A estrada, construída na década de 1950, liga os municípios de Serranópolis do Iguaçu, com população de aproximadamente 5,5 mil habitantes, a Capanema, com pouco mais de 19 mil moradores.
Em 1986, o fechamento da estrada foi determinado pelo Ministério Público Federal; uma década depois, em 1997, seu acesso foi desbloqueado ilegalmente. Foi só em 2001, por ordem do Superior Tribunal de Justiça e resultado de uma ação conjunta entre Ibama, Exército e Polícia Federal, que o trecho foi finalmente desativado.
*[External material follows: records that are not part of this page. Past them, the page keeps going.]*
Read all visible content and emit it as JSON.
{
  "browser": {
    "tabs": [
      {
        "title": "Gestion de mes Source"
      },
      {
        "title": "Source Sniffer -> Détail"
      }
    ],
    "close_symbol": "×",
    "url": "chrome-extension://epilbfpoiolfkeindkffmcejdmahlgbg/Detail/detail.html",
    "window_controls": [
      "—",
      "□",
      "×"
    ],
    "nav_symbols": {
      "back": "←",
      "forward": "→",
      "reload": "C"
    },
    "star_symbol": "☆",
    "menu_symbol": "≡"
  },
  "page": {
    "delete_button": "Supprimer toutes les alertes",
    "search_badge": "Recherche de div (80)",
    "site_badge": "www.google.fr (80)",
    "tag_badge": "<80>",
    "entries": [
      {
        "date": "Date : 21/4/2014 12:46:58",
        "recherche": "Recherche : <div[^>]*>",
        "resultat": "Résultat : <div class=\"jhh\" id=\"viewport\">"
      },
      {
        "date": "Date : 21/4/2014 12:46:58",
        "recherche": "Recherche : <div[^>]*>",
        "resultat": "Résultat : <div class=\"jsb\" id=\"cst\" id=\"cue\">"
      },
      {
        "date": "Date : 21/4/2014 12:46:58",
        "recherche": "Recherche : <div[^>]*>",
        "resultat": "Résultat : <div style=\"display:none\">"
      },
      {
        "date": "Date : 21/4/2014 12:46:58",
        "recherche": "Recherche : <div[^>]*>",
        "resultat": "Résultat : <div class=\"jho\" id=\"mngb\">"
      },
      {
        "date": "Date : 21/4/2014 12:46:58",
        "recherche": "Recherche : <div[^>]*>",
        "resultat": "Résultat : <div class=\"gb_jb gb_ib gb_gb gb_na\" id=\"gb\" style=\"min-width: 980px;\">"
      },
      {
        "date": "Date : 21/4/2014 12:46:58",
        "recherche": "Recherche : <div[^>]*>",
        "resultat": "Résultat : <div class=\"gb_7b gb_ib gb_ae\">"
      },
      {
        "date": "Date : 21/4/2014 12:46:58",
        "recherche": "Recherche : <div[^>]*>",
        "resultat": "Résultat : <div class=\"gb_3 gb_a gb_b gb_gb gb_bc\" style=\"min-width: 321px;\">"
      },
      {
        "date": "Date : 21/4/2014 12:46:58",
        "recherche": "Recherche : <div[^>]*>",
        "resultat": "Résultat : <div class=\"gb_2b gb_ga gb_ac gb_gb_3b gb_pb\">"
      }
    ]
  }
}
Na época, a decisão judicial destacava que a Estrada do Colono “ameaçava a integridade do Parque Nacional do Iguaçu e a segurança nacional pela proximidade com a tríplice fronteira”. Um dos motivos para sua desativação era por ser usada como rota de contrabando entre Brasil, Paraguai e Argentina.
No texto do Projeto de Lei, Vermelho alega que a estrada irá restaurar as relações socioeconômicas e turísticas nas regiões Oeste e Sudoeste do Paraná. “A reabertura corrige essa histórica injustiça que foi o fechamento da Estrada do Colono e atende ao clamor social de décadas do povo paranaense, resgatando a história e as relações socioeconômicas, ambientais e turísticas da região”, afirma.
Para Agustín Paviolo, coordenador do Proyecto Yaguareté, que trabalha pela preservação da onça-pintada no lado argentino, a possível reabertura da estrada é um erro. “É sem dúvida um retrocesso para a conservação da espécie. A estrada não só aumentará o risco de atropelamento, mas também facilitará a entrada de caçadores ilegais, que são a principal ameaça à espécie. Uma das áreas mais importantes para a conservação da Mata Atlântica no mundo será impactada”.
Além do PL 984/2019, há ainda um segundo projeto, de 2010, de outro deputado paranaense, Assis Couto, que também defende a reabertura daquele trecho. A proposta foi aprovada na casa e seguiu para o Senado, onde está parada desde 2013.
Conceito de estrada-parque deturpado
Organizações não-governamentais, ambientalistas e especialistas na área de conservação são unânimes em criticar o PL 984/2019, que desde o começo de junho tem sua apreciação na Câmara considerada “urgente” graças a uma votação de 315 contra 138 votos para tal.
“Não há razão lógica para reabrir a estrada. Ela já foi coberta pela mata, não existe mais. Ela corta o coração do parque e está bem no meio da área de ocorrência da onça-pintada”, alerta a bióloga Angela Kuczach, diretora-executiva da Rede Nacional Pró-Unidades de Conservação. “É oportunismo político, com interesse eleitoreiro, num momento em que pautas ambientais estão sendo votadas de maneira negativa no Congresso”.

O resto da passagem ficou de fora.